Mr. Dykinga, thank you for your contribution to Photography Life. It is a joy and a privilege for one of the contemporary greats of our craft share his thoughts and philosophy on the visualization process. I enjoyed your article, and I am a big admirer of your work.
“Photographs pour fourth like a never-ending stream as wave after wave of photographers visit the same tired spots trying to put down their mark. Every photo seems to literally vibrate with dramatic lines, amped color …”
Your two pictures pretty much follow the crowd.
Apparently, I touched a nerve. Your vision is your vision.
Not to bring politics in here but there is a chance that Vermillion Cliffs National Monument might lose its status because of the review initiated by Trump’s EO. That would be a pity. Losing even a single national monument is one too many …
Excellent and very valid points raised in the article and in the posts. However, what troubles me is the utter disdain for, boarding on lathing of, the amateur hobby photographer merely taking photos and/or documenting his/her vacation just for the sheer fun of it. What harm are they doing? Do they wear away, or otherwise degrade, the scenes they photograph and thus somehow diminish them for a later visit by you. Why can’t we just respect one another’s likes, dislikes, avocations, and enjoyment. This makes me think of the famous line from an Eagles song: “Don’t let the sound of your own wheels make you crazy.”

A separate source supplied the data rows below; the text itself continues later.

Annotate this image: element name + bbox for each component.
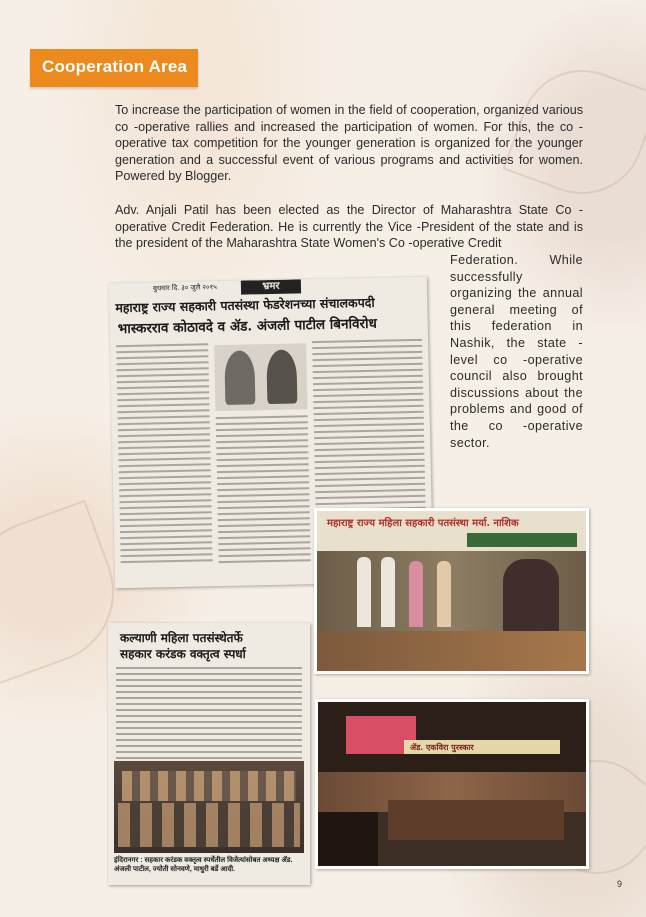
clipping-headline-1: महाराष्ट्र राज्य सहकारी पतसंस्था फेडरेशनच्या संचालकपदी (115, 294, 375, 316)
event-photo-dais (315, 699, 589, 869)
clipping-date: बुधवार दि. ३० जुलै २०१५ (152, 284, 217, 293)
clipping2-text (116, 667, 302, 763)
group-photo (114, 761, 304, 853)
portrait-photos (214, 343, 307, 411)
person (381, 557, 395, 627)
intro-paragraph: To increase the participation of women in the field of cooperation, organized various co -operative rallies and increased the participation of women. For this, the co -operative tax competition for the younger generation is organized for the younger generation and a successful event of various programs and activities for women. Powered by Blogger. (115, 103, 583, 184)
clipping-text-column (116, 343, 213, 567)
portrait-woman (266, 349, 297, 404)
dais-table (388, 800, 564, 840)
stage-banner: महाराष्ट्र राज्य महिला सहकारी पतसंस्था मर्या. नाशिक (317, 511, 586, 551)
person (357, 557, 371, 627)
director-paragraph: Adv. Anjali Patil has been elected as the Director of Maharashtra State Co - operative Credit Federation. He is currently the Vice -President of the state and is the president of the Maharashtra State Women's Co -operative Credit (115, 203, 583, 251)
clipping-headline-2: भास्करराव कोठावदे व ॲड. अंजली पाटील बिनविरोध (117, 315, 378, 338)
person (409, 561, 423, 627)
clipping2-caption: इंदिरानगर : सहकार करंडक वक्तृत्व स्पर्धेतील विजेत्यांसोबत अध्यक्ष ॲड. अंजली पाटील, ज्योती सोनवणे, माधुरी बर्डे आदी. (114, 857, 293, 873)
audience (318, 812, 378, 866)
clipping2-headline-1: कल्याणी महिला पतसंस्थेतर्फे (120, 631, 243, 645)
section-header (30, 49, 198, 87)
event-photo-stage (314, 508, 589, 674)
clipping2-headline-2: सहकार करंडक वक्तृत्व स्पर्धा (120, 647, 246, 661)
portrait-man (224, 350, 255, 405)
person (437, 561, 451, 627)
dais-banner: ॲड. एकविरा पुरस्कार (404, 740, 560, 754)
stage-floor (317, 631, 586, 671)
newspaper-clipping-competition (108, 623, 310, 885)
clipping-text-column (216, 415, 311, 567)
director-paragraph-continued: Federation. While successfully organizing the annual general meeting of this federation in Nashik, the state - level co -operative council also brought discussions about the problems and good of the co -operative sector. (450, 253, 583, 450)
page-number: 9 (616, 879, 622, 889)
newspaper-masthead: भ्रमर (241, 279, 301, 294)
section-title: Cooperation Area (42, 57, 188, 76)
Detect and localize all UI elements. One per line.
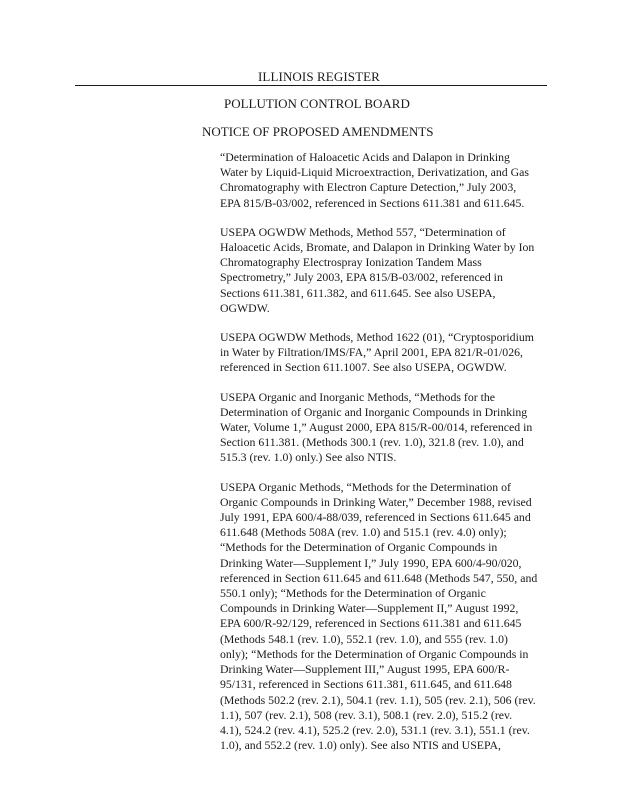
reference-paragraph: [220, 330, 555, 376]
reference-paragraph: [220, 480, 555, 754]
paragraph-line: EPA 815/B-03/002, referenced in Sections 611.381 and 611.645.: [220, 195, 525, 210]
paragraph-line: USEPA OGWDW Methods, Method 557, “Determination of: [220, 224, 506, 239]
board-title: POLLUTION CONTROL BOARD: [224, 96, 410, 111]
paragraph-line: Chromatography with Electron Capture Detection,” July 2003,: [220, 180, 517, 195]
paragraph-line: referenced in Section 611.1007. See also USEPA, OGWDW.: [220, 360, 507, 375]
paragraph-line: USEPA Organic and Inorganic Methods, “Methods for the: [220, 389, 496, 404]
paragraph-line: Section 611.381. (Methods 300.1 (rev. 1.0), 321.8 (rev. 1.0), and: [220, 435, 524, 450]
paragraph-line: 4.1), 524.2 (rev. 4.1), 525.2 (rev. 2.0), 531.1 (rev. 3.1), 551.1 (rev.: [220, 722, 530, 737]
notice-title: NOTICE OF PROPOSED AMENDMENTS: [202, 124, 434, 139]
paragraph-line: USEPA OGWDW Methods, Method 1622 (01), “Cryptosporidium: [220, 330, 534, 345]
paragraph-line: Determination of Organic and Inorganic Compounds in Drinking: [220, 404, 528, 419]
paragraph-line: USEPA Organic Methods, “Methods for the Determination of: [220, 479, 511, 494]
document-body: [220, 150, 555, 767]
header-rule: [75, 85, 547, 86]
paragraph-line: “Determination of Haloacetic Acids and Dalapon in Drinking: [220, 150, 510, 164]
paragraph-line: 95/131, referenced in Sections 611.381, 611.645, and 611.648: [220, 677, 512, 692]
paragraph-line: Water by Liquid-Liquid Microextraction, Derivatization, and Gas: [220, 165, 529, 180]
reference-paragraph: [220, 225, 555, 316]
paragraph-line: Chromatography Electrospray Ionization Tandem Mass: [220, 255, 482, 270]
paragraph-line: Compounds in Drinking Water—Supplement II,” August 1992,: [220, 601, 519, 616]
paragraph-line: Drinking Water—Supplement III,” August 1995, EPA 600/R-: [220, 662, 510, 677]
paragraph-line: 515.3 (rev. 1.0) only.) See also NTIS.: [220, 450, 397, 465]
paragraph-line: July 1991, EPA 600/4-88/039, referenced in Sections 611.645 and: [220, 510, 531, 525]
paragraph-line: referenced in Section 611.645 and 611.648 (Methods 547, 550, and: [220, 570, 538, 585]
paragraph-line: in Water by Filtration/IMS/FA,” April 2001, EPA 821/R-01/026,: [220, 345, 523, 360]
paragraph-line: Water, Volume 1,” August 2000, EPA 815/R-00/014, referenced in: [220, 420, 533, 435]
reference-paragraph: [220, 150, 555, 211]
paragraph-line: Drinking Water—Supplement I,” July 1990, EPA 600/4-90/020,: [220, 555, 522, 570]
paragraph-line: OGWDW.: [220, 300, 270, 315]
paragraph-line: 550.1 only); “Methods for the Determination of Organic: [220, 586, 486, 601]
paragraph-line: 611.648 (Methods 508A (rev. 1.0) and 515.1 (rev. 4.0) only);: [220, 525, 507, 540]
register-title: ILLINOIS REGISTER: [258, 69, 380, 84]
paragraph-line: Spectrometry,” July 2003, EPA 815/B-03/002, referenced in: [220, 270, 503, 285]
paragraph-line: (Methods 548.1 (rev. 1.0), 552.1 (rev. 1.0), and 555 (rev. 1.0): [220, 631, 508, 646]
paragraph-line: Sections 611.381, 611.382, and 611.645. See also USEPA,: [220, 285, 496, 300]
paragraph-line: EPA 600/R-92/129, referenced in Sections 611.381 and 611.645: [220, 616, 522, 631]
paragraph-line: “Methods for the Determination of Organic Compounds in: [220, 540, 498, 555]
paragraph-line: 1.0), and 552.2 (rev. 1.0) only). See also NTIS and USEPA,: [220, 738, 501, 753]
paragraph-line: Organic Compounds in Drinking Water,” December 1988, revised: [220, 494, 532, 509]
paragraph-line: Haloacetic Acids, Bromate, and Dalapon in Drinking Water by Ion: [220, 240, 535, 255]
paragraph-line: only); “Methods for the Determination of Organic Compounds in: [220, 646, 529, 661]
paragraph-line: (Methods 502.2 (rev. 2.1), 504.1 (rev. 1.1), 505 (rev. 2.1), 506 (rev.: [220, 692, 536, 707]
paragraph-line: 1.1), 507 (rev. 2.1), 508 (rev. 3.1), 508.1 (rev. 2.0), 515.2 (rev.: [220, 707, 513, 722]
reference-paragraph: [220, 390, 555, 466]
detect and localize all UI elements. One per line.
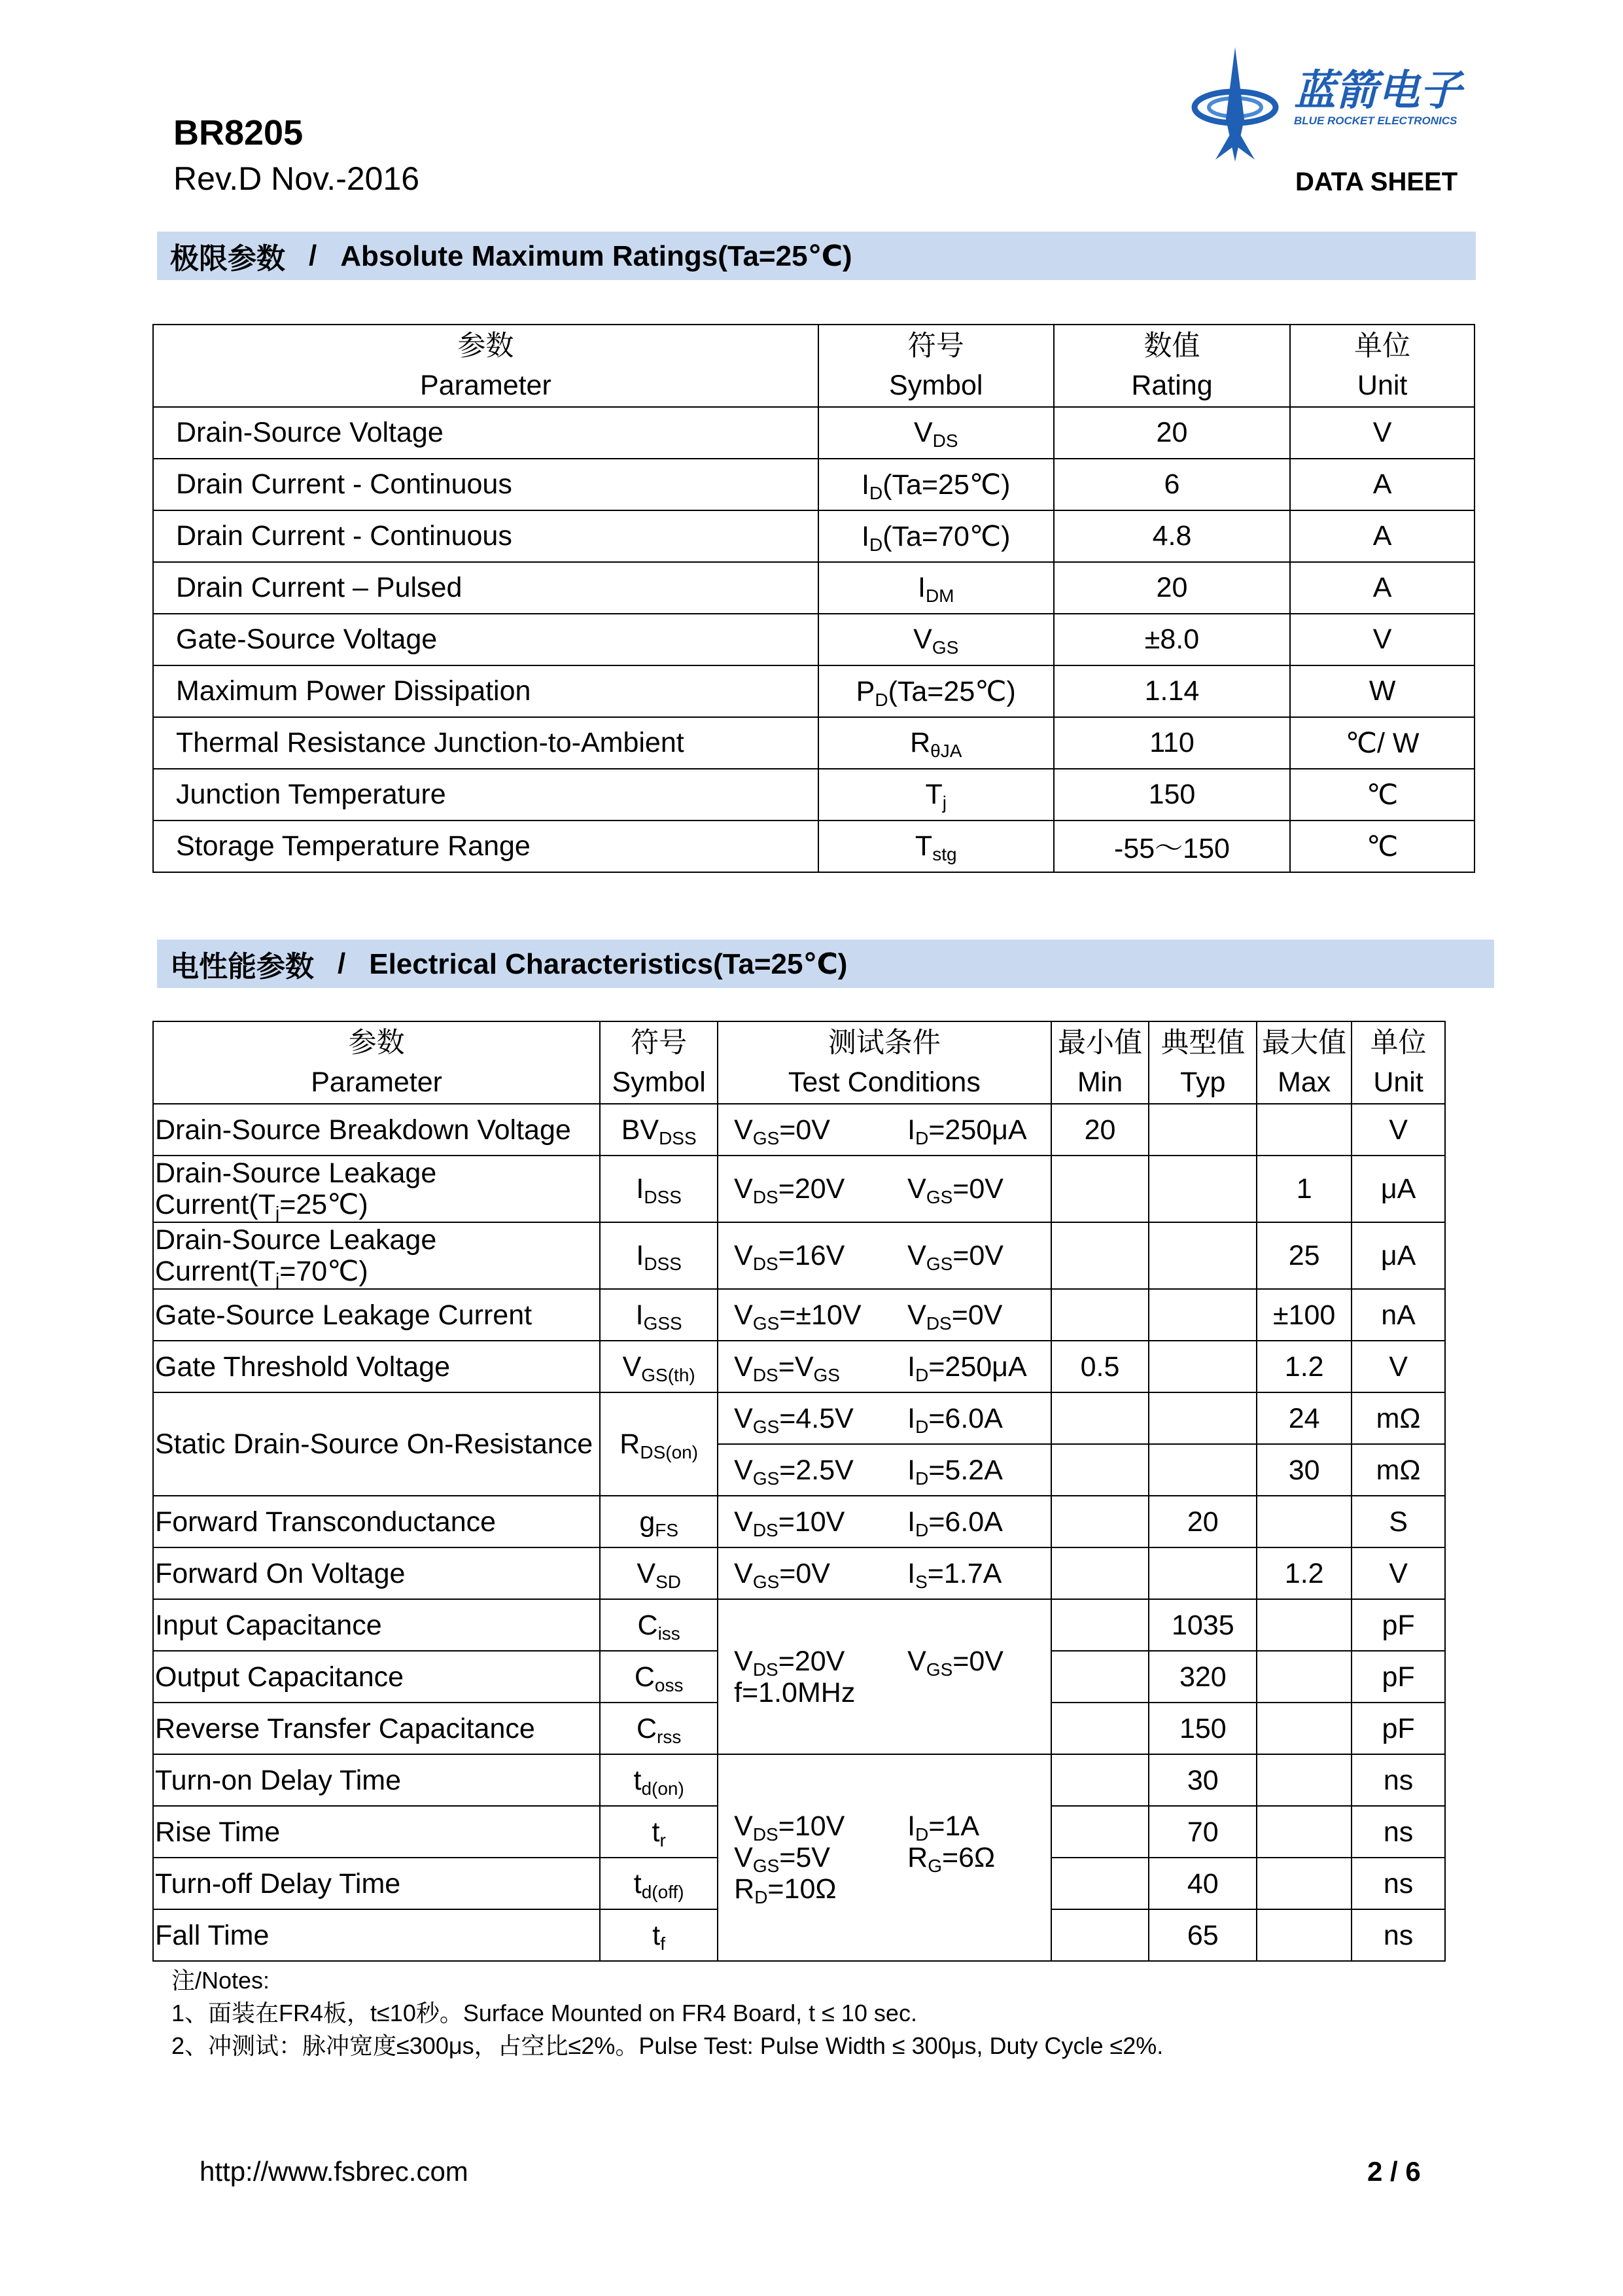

I absolutely and without reservation agree with the views expressed here. I hope to be on the same path myself as I come back home having taken less and less photographs as time goes by. To think that, this year, Man will take more photos than have ever been taken in all the years before since photography was invented, is somehow a chilling thought.
Yes! Yes! Yes! thanks…
Jack,
As you are one of my photographic “heroes” I am delighted to see your posting here. Have studied your images and always note their strong graphic content and their distinct way of seeing a subject–thanks for being an example, and I totally agree with the point you made here.